Example: $$ M = \begin{bmatrix} 3 & -1 \\ 1 & 1 \\ -4 & 0 \\ 2 & 0 \\ 0 & 1 \end{bmatrix} $$ Then $m = 2, n = 3$. And initially, \begin{align} p_1 = \begin{bmatrix} 3 \\ 1 \\ 0 \\ 2 \\ 0 \end{bmatrix}, n_1 = \begin{bmatrix} 0 \\ 0 \\ -4 \\ 0\\ 0 \end{bmatrix}, p_2 = \begin{bmatrix} 0 \\ 1 \\ 0 \\ 0 \\ 1 \end{bmatrix}, n_2 = \begin{bmatrix} -1 \\ 0 \\ 0 \\ 0 \\ 0 \end{bmatrix}, \end{align} After division by the largest absolute entry of each vector, and by $2m = 4$, and negation of the $n_i$s, we have \begin{align} p'_1 = \begin{bmatrix} 1/4 \\ 1/12 \\ 0 \\ 1/6\\ 0 \end{bmatrix}, n'_1 = \begin{bmatrix} 0 \\ 0 \\ 1/4 \\ 0\\ 0 \end{bmatrix}, p'_2 = \begin{bmatrix} 0 \\ 1/4 \\ 0\\ 0\\ 1/4 \end{bmatrix}, n'_2 = \begin{bmatrix} 1/4 \\ 0 \\ 0 \\ 0 \\ 0 \end{bmatrix}, \end{align} The matrix $H$ is then \begin{align} \begin{bmatrix} 1/4 & 0 & 0 & 1/4 \\ 1/12 & 0 & 1/4 & 0 \\ 0 & 1/4 & 0 & 0 \\ 1/6 & 0 & 0 & 0 \\ 0 & 0 & 1/4 & 0 \end{bmatrix} \end{align} The column sum for $H$ is the vector \begin{align} \begin{bmatrix} 1/2 \\ 1/3 \\ 1/4 \\ 1/6 \\ 1/4 \end{bmatrix} \end{align} and when we append this to $H$ we get the matrix $S$ (with no zero-columns, because $n = 2m+1$, rather than being larger).

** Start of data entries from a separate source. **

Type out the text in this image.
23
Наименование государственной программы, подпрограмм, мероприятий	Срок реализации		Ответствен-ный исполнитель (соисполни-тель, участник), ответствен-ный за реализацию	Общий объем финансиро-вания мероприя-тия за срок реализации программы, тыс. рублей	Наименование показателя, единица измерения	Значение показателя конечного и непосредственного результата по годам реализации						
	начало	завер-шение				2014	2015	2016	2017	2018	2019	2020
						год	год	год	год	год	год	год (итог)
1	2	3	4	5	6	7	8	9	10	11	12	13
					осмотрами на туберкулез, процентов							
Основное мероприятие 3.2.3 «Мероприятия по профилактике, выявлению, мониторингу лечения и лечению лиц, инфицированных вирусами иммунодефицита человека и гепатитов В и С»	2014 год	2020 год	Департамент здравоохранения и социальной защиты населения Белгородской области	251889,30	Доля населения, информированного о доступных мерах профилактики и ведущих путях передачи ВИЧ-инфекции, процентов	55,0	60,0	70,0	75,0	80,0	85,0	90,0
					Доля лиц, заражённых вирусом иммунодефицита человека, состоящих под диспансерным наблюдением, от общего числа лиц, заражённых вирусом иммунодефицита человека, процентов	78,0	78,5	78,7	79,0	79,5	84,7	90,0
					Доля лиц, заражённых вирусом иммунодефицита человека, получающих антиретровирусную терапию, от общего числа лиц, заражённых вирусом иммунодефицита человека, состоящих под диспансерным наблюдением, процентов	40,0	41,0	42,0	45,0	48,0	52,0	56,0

$$ S = \begin{bmatrix} 1/4 & 0 & 0 & 1/4 & 1 - 1/2\\ 1/12 & 0 & 1/4 & 0 & 1 - 1/3\\ 0 & 1/4 & 0 & 0 & 1 - 1/4\\ 1/6 & 0 & 0 & 0 & 1 - 1/6\\ 0 & 0 & 1/4 & 0 & 1 - 1/4 \end{bmatrix} $$
It's true that in this case, $S$ might as well be the identity, but I wanted to show you the process for a real example, and this was the first that came to mind.